Nothing stirred on the hilltop. Surrounded by debris, the Fool waited. As seconds turned to minutes his terror abated, to be replaced by disappointment. He had dreaded this return, yet now he was here it seemed nothing was going to happen. He sat on a piece of rubble and decided that he would not leave until sun fall.
What had he expected? Perhaps he sought some tangible evidence of what he had accomplished, or failed to. Instead, all was barren rock and stone. Yet he did not feel he had done the wrong thing to leave the enchanted castle. He felt very calm as the turbulent passions aroused during the past three dissolved into the steamy atmosphere.
The day passed in no time. All had become grey, and the Fool had become as motionless as the rock. Then, something changed, and he knew the Devil was about to appear.
The air seemed charged with an electric current, and a strange sound came to his ears. The sound of subsidence, as if the slabs of brick and stone were settling to their final resting places. It took several moments before he realised that something was moving under the debris, which was cracking apart to let it out from beneath.
A dull rumble was heard, and then the sound of stone sliding against stone. All around, the debris rattled as the subterranean forces pushed up against it. Wisps of steam emerged from cracks, and this steam seemed to coagulate into the shapes of figures before disappearing into the darkening sky. The Earth was giving up its dead in this vapour form, which, once released seemed to hover only momentarily before being sucked away towards the clouds above.
The rumbling sound became a din, as if many trumpets were being blown together to produce this sound to call the dead. The Fool covered his ears then crouched into a foetal position as the sound became so loud it threatened to tear him apart.
Without perceptible end, this sound turned to an oppressive absolute silence. The pressure ebbed away as smoothly as it had arrived. The Fool raised his head to see a figure, standing with its back to him, several yards away.
The figure was swathed in black garments which rippled in the wind. It turned slowly towards him, then reached up to unveil its face.

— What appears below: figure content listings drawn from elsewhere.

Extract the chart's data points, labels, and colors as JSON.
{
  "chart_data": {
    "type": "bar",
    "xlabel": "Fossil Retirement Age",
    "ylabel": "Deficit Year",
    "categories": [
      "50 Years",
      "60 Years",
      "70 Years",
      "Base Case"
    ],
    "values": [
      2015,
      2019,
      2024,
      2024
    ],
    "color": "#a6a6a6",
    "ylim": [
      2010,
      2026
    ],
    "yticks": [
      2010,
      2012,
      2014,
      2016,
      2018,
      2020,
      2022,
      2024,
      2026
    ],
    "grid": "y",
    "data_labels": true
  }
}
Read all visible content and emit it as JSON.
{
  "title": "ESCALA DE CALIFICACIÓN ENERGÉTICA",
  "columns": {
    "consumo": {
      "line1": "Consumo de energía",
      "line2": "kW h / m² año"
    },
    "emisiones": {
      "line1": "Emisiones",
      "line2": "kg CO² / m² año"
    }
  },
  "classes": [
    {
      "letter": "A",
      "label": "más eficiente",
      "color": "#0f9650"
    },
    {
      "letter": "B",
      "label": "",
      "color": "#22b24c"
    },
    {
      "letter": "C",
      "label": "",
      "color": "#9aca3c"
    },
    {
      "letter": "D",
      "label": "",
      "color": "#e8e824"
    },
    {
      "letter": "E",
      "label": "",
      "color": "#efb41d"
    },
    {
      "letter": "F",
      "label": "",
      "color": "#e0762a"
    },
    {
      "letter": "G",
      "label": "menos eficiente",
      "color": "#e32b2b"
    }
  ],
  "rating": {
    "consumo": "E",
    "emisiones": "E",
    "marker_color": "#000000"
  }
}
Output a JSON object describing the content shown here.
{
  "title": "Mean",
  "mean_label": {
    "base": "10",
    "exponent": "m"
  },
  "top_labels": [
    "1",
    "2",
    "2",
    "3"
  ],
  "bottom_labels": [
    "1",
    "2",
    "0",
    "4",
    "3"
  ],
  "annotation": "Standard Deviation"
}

To his immense surprise the Fool found himself gazing wide-eyed upon the Lady of the Castle!
Yet this lady, although in form identical to she who he had left behind, carried herself in a serene and ethereal way as if she were no creature made of flesh and blood. When she spoke, it was a non-human voice, neither male nor female, which formed the words.
"You have done well to come here," spoke the apparition. "I know full well how much it cost you to keep this appointment with that which you feared would bring about your doom. Yet now you are to taste the fruit of your faithfulness."
With these words she approached and embraced the Fool, yet this embrace did not arouse in him the fever of the previous day.
She moved away. "Though you have done well, you have not yet seen the one you must meet before this day is spent. Would you look behind my mask, to see my other face?"
Dumbstruck, the Fool nodded his acquiescence, and the Lady turned away. There was a low moan as the evening wind swept across the ruined hilltop scattering dead leaves before it.
The next moment he was face to face with the Lord of the Castle, his host! Yet, transformed as the Lady had been, his face had lost the haunted sadness it had born before, and he now seemed in the best of spirits.
He laughed boisterously at the Fool's expression of amazement. "Indeed," he cried, "I too know all that happened in this past few days. Every move you made, every thought that passed through your mind, as could be read from your honest face, was known to me! You have indeed proved yourself most trustworthy, and a man of high integrity. You have kept your agreements for the best of reasons; because you made them!"
His face became stern. "Yet, you have something which belongs to me. For this very morning you accepted from my wife a gift which you then hid from me. You wear it now, concealed beneath those fine clothes with which I gladly endowed your wretched limbs."
The joy and pride which had filled the Fool on learning the secret of the Tower was quickly spoilt by this accusation. For he had, indeed, accepted the amulet and had fully meant to keep it secret from his host.
"You speak the truth," he replied, "And I am glad you should thus remind me that my finer sentiments have been outweighed by base fear for my own person. Perhaps it is not to late for me to attone by returning your property." And, so saying, he withdrew the token which now weighed heavily upon him.
The Lord laughed heartily. "Enough!", he cried. "You are a fine sort indeed not to have protested your motives or innocence. It has been an honour to play these scenes with you, and now that we are done, there remains nought but to undo those little illusions which were necessary to the performance of this Play."
At these words the evening wind swirled furiously through the debris, blowing all the dust away, and revealing to the Fool's unspeakable delight, his glittering Chariot with the horses, fresh and vigorous as ever, stamping and whinnying in their traces, as if impatient for the journey home.